Apr 08,2019 - Last updated at Apr 08,2019

His Majesty King Abdullah puts a great emphasis on Jordanian talents to interact with the world of the fourth industrial revolution. In his speech to 17th World Economic Forum on the Middle East and North Africa on April 6, that theme came across quite vividly.

In his famous poem “The Rainbow”, William Wordsworth said: “The child is father of the man.” We do not know what exactly the English poet had meant, but commentators explained it by saying that man is the product of his childhood ideas, impressions, lessons and experiences. These shape the future man emanating from this child.

I propose that we make an amendment to this line. Let me say that, while Wordsworth is right, it is equally correct to say that children are assuming the role of the teacher. The traditional view of a teacher to be older and smarter than students is now becoming defunct and unreflective of the real world.

In the age of the fourth industrial revolution, such a relation has been disrupted and even reversed. The children of today can master ICT products and electronic gadgets much more efficiently than their stumbling stuttering parents. At age of three or four, my grandchildren know of the new-age products and services than I can ever hope to know.

Such a role reversal is bound to affect the parent-child and the teacher-child relations. We need a new pedagogical approach to learning. Talented children need to be encouraged by acknowledging their capabilities and helping them not only to use, but to innovate and discover new uses and new products and services. We need a generation which has the courage to dare into the future unfettered.

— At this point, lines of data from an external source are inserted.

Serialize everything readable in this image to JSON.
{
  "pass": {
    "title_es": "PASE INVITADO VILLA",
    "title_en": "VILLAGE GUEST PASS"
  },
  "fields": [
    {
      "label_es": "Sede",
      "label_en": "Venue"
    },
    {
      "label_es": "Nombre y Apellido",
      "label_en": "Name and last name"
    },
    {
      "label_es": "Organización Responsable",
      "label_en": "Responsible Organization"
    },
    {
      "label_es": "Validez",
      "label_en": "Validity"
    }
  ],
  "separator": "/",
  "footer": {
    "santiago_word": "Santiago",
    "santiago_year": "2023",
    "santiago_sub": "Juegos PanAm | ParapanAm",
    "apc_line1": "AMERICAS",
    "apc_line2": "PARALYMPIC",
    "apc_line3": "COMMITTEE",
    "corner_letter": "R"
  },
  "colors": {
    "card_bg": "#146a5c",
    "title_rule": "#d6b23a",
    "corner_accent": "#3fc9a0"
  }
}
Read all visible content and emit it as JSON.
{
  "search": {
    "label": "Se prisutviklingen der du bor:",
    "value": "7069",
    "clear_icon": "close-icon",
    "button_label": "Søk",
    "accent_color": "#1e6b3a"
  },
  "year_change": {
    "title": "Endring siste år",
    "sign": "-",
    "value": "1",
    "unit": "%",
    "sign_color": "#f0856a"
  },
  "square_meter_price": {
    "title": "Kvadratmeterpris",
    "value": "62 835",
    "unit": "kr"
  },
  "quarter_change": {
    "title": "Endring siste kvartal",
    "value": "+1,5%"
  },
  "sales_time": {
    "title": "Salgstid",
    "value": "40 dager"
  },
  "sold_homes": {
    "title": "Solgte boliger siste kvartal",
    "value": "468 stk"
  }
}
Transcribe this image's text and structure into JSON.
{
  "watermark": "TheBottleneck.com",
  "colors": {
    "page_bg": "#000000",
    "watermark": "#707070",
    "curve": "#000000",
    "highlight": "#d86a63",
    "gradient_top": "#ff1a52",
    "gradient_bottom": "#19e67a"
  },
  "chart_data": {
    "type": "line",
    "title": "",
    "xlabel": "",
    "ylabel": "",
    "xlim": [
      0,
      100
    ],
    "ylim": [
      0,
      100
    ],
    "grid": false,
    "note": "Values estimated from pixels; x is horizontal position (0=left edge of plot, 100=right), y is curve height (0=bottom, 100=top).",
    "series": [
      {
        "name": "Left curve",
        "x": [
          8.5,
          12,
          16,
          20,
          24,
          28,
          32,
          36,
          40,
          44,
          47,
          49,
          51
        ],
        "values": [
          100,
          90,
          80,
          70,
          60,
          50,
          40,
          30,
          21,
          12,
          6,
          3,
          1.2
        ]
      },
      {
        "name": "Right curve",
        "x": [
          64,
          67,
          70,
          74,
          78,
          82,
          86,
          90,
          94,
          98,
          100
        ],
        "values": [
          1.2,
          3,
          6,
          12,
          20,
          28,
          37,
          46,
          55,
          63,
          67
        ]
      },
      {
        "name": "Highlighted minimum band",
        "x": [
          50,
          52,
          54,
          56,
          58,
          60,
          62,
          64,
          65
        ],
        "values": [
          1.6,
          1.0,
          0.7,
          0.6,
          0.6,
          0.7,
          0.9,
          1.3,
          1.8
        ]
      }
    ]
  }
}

If we want Jordan to be what the King aspires for, we need to work on the children of Jordan. The current adult generation is afraid of the electronic government, of changing a career, of venturing into the private sector. Yet, we have a good convincing number of young men and women who thrive on the opposite and, in the process, they succeed in making a large bundle.

We should teach our children to be our teachers. This way, we can shape our future with them. Those are the inheritors of a great civilisation, and they can procreate a new one.

How can we enter the gate of a new age without scientific research that energises itself by mixing the theoretical with the practical. Unless we shorten the distance between theory and technology, we will remain in our current position with time passing us by. We neither want that, nor do we need it.